KEEP THESE DAYS OF PRIVATE DEVOTION.

I was enabled heartily to forgive and pray for all men, even those who had wronged me most, and then I felt that the middle wall of partition which had been long between Christ and me, was taken away. I had forgiven all, and then he had, as it would seem, forgiven me. While I held them off, unwilling to have intercourse, he held me off, unwilling to have intercourse. I had not hated them as an enemy, and he had not hated me as an enemy. Just the measure which I meted to others, he meted to me. I never felt before the full amount, in this respect, of that petition, "Forgive us our debts as we forgive our debtors." In the latter part of the afternoon my mind was unusually fixed and drawn out in prayer; and all my prayers were directed to Christ. The

hymn, "Jesus, lover of my soul," was more precious to me

than ever it was, when I was not pressed down under the burden of guilt. Bless the Lord, O my soul, for his restoring mercy,—for removing that partition wall which I have felt for more than six years. O may I walk humbly and live near to him, and be wholly devoted to him the rest of my life.

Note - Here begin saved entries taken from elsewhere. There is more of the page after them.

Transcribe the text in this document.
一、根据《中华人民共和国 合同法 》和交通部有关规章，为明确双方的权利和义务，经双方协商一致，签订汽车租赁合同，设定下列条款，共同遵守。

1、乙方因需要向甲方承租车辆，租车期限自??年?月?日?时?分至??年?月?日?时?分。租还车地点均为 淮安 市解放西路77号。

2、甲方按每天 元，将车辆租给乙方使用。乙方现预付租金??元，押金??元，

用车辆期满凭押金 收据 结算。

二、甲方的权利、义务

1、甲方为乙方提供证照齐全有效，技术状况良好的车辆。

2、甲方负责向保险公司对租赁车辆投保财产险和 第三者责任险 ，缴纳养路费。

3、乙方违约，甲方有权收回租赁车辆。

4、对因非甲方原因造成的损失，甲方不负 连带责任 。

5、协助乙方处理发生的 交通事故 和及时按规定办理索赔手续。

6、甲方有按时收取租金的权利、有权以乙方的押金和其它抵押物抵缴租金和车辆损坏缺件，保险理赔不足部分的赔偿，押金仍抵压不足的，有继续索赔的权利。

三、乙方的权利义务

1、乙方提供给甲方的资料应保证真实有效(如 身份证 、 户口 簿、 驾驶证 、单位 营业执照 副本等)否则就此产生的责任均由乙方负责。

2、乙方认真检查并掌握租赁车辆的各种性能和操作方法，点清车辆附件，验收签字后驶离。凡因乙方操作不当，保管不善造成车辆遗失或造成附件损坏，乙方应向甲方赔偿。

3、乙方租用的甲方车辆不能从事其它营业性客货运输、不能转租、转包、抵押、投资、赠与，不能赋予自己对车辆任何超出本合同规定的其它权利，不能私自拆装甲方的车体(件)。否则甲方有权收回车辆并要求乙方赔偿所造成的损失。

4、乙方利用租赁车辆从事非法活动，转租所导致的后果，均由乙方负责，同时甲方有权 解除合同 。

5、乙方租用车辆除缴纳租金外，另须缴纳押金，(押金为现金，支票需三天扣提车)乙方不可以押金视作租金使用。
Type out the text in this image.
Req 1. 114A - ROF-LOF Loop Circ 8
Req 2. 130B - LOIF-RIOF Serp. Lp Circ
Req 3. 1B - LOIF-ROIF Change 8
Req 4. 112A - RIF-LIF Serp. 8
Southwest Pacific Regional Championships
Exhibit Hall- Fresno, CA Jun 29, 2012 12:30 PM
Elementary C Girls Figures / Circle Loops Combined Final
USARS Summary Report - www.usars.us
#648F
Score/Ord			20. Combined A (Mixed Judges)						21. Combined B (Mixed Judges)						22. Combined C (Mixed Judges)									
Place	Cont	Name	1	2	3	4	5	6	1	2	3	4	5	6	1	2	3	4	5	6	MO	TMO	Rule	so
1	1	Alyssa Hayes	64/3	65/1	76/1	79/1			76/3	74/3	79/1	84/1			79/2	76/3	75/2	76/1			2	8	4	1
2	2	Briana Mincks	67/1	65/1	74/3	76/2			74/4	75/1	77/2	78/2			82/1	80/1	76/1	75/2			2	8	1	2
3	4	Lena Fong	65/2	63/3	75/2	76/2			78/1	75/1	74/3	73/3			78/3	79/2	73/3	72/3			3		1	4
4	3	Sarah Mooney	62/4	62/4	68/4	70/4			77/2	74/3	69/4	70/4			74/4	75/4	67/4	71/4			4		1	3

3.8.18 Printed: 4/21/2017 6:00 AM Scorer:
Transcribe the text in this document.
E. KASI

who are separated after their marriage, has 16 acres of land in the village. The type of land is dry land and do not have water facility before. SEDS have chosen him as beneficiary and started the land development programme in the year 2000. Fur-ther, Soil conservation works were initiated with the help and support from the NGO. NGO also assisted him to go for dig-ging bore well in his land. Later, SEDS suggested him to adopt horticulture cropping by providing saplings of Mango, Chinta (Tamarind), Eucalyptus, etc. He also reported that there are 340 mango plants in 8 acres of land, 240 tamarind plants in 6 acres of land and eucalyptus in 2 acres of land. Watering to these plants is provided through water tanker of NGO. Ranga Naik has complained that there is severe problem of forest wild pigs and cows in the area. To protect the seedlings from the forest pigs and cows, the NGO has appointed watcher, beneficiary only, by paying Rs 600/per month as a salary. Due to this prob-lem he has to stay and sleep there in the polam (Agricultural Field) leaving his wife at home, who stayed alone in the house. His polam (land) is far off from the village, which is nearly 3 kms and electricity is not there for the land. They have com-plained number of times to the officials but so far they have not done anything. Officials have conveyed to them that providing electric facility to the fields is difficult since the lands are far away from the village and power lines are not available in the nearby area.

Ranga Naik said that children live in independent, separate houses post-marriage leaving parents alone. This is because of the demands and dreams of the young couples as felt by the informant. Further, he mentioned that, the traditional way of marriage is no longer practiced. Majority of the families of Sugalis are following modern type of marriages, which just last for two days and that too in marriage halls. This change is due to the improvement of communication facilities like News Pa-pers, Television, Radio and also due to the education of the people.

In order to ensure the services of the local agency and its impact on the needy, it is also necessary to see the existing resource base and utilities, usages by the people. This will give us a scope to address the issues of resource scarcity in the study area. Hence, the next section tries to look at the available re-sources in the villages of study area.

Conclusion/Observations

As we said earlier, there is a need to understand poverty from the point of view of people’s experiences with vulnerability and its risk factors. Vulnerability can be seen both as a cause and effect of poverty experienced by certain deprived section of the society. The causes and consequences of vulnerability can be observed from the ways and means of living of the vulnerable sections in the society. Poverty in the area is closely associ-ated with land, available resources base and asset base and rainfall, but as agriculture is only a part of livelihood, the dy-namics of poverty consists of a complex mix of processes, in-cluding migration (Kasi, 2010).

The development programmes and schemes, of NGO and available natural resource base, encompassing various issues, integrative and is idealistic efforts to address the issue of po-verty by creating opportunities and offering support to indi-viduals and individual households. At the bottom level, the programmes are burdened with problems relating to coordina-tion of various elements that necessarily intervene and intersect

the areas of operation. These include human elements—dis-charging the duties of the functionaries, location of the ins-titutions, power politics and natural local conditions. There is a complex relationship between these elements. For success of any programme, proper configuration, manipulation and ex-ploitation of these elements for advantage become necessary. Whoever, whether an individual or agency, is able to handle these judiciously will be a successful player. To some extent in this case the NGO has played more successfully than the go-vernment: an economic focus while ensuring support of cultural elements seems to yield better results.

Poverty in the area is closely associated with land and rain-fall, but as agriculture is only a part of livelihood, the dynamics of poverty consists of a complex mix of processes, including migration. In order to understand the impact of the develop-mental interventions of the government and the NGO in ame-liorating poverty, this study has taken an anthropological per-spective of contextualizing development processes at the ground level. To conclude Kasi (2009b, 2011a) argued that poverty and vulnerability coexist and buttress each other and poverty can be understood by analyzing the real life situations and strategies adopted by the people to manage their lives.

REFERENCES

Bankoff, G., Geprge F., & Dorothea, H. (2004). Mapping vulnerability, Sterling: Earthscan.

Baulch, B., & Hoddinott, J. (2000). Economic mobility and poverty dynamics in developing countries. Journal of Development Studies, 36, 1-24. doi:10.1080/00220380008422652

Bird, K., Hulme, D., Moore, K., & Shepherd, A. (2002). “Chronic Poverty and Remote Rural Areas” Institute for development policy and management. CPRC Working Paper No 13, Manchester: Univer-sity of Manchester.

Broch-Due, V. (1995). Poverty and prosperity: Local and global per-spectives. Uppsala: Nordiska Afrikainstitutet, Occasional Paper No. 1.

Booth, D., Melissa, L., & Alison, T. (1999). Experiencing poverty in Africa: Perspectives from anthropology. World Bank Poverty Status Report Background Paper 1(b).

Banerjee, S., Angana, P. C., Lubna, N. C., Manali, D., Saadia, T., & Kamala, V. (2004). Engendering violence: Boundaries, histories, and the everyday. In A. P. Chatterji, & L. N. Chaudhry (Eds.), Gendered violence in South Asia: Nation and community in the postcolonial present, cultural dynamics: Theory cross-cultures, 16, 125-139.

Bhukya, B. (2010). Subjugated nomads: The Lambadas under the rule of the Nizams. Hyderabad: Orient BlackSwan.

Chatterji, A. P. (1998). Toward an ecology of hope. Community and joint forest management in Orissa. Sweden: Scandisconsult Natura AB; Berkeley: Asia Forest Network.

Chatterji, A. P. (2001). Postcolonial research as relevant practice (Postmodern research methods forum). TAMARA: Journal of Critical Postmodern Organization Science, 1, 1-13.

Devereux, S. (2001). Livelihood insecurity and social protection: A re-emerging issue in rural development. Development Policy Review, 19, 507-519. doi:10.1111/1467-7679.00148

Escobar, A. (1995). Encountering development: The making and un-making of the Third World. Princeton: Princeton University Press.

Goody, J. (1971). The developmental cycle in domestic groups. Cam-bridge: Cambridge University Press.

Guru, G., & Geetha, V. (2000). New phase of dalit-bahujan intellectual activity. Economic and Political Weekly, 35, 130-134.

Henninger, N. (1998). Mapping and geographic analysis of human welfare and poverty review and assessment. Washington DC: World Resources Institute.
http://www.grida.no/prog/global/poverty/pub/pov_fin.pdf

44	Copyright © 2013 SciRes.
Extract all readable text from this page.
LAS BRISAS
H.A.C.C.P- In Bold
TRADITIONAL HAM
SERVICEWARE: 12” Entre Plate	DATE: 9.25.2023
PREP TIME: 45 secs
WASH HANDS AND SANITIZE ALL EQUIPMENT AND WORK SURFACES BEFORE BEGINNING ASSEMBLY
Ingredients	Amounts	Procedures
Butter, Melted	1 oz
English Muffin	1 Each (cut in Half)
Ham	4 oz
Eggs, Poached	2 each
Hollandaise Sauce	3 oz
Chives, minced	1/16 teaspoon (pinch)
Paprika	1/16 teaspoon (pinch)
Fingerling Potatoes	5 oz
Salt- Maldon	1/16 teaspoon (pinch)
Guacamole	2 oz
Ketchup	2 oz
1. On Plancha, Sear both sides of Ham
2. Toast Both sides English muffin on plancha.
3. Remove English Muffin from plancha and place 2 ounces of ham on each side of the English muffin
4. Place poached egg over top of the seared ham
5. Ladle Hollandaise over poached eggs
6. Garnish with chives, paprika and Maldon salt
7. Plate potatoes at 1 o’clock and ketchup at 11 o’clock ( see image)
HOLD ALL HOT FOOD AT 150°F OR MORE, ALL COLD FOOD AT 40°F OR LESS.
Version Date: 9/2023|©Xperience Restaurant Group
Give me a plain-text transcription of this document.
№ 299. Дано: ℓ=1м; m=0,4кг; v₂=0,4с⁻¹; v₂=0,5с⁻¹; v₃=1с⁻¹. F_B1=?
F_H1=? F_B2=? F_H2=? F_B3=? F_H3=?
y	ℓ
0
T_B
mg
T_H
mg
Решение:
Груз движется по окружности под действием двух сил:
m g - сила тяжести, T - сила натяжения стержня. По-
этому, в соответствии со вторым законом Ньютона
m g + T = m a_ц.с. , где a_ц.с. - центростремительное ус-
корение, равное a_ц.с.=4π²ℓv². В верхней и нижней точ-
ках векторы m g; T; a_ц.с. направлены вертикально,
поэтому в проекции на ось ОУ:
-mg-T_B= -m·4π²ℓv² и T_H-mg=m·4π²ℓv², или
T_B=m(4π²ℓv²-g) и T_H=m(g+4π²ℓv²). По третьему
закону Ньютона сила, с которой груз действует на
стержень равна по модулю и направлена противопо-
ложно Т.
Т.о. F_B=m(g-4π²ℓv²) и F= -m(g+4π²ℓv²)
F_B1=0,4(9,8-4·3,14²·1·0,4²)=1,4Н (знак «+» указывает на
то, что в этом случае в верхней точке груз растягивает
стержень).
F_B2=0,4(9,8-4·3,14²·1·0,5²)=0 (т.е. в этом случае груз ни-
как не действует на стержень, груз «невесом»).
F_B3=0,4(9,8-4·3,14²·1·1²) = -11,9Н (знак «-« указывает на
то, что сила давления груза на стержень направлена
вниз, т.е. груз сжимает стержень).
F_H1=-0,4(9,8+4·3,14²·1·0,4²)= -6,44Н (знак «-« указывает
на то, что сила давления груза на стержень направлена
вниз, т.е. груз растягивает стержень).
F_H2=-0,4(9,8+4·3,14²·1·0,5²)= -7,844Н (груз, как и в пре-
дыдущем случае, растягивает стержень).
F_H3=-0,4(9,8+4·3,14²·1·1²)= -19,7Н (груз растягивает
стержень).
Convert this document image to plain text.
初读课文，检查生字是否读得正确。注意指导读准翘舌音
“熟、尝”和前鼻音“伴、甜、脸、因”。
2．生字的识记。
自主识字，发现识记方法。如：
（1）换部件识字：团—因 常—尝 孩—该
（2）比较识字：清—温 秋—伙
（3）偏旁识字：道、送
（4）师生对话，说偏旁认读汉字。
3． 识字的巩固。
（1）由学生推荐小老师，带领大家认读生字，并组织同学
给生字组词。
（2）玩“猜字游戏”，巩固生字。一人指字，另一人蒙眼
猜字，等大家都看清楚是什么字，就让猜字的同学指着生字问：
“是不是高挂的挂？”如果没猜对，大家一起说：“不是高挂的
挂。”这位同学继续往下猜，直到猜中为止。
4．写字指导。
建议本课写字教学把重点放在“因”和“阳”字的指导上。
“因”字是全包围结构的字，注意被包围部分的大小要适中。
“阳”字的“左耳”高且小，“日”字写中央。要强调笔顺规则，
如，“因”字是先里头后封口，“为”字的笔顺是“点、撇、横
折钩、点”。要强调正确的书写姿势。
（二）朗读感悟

During this second period of Doctor GRIFFIN'S residence at Newark, besides attending with exemplary fidelity to all the duties more immediately connected with his pastoral charge, he devoted himself with great zeal to the establishment and support of several of the leading benevolent institutions of the day. He was one of the original founders of the American Bible Society; and it is said that when their address to the public, which had been prepared by Doctor MASON, was first read in his hearing, he turned to a gentleman sitting next to him, and said with great emphasis, "That, in my opinion is the finest specimen of English composition that has been produced since the days of Johnson." He was also particularly active in the establishment of the United Foreign Missionary Society, and in promoting the interests of the school established by the Synod of New-York and NewJersey for the education of Africans. To this latter institution perhaps he devoted himself with more zeal than to any other; and his celebrated "Plea for Africa," distinguished alike for learning and eloquence, shows that this was a theme to wake up his finest powers and his strongest sensibilities.

It was also during this period of his ministry, (1817) that he published his work on the extent of the atonement. As this is almost throughout a work of pure metaphysics, it were not to be ex

pected that it should have gained so extensive a circulation as the more practical and popular of his productions; but it was evidently the result of great intellectual labor, and could never have been produced but by a mind trained to the highest efforts of abstraction.

In the spring of 1821, Dr. GRIFFIN received an invitation to the presidency of the college at Danville, Kentucky; and as his health at the time was somewhat enfeebled, he took a journey into that state, but ultimately declined the offer. On his return he visited Cincinnati in Ohio, and subsequently received an invitation to the same place in the college in that city, but this also he felt himself constrained to decline. About the same time he received a similar appointment at Williams College; and owing chiefly to some unpropitious circumstances which had prevented the growth of his congregation and their ability to continue to him a competent support, he determined to accept this appointment.

CHAPTER VI.

HIS RESIDENCE AT WILLIAMSTOWN.

Having accepted of the Presidency of Williams College, Doctor GRIFFIN left Newark with his family for Williamstown about the 25th October, 1821. Of the interesting events which occurred in connection with the journey and subsequent to it, he committed to writing the following minute account in 1830.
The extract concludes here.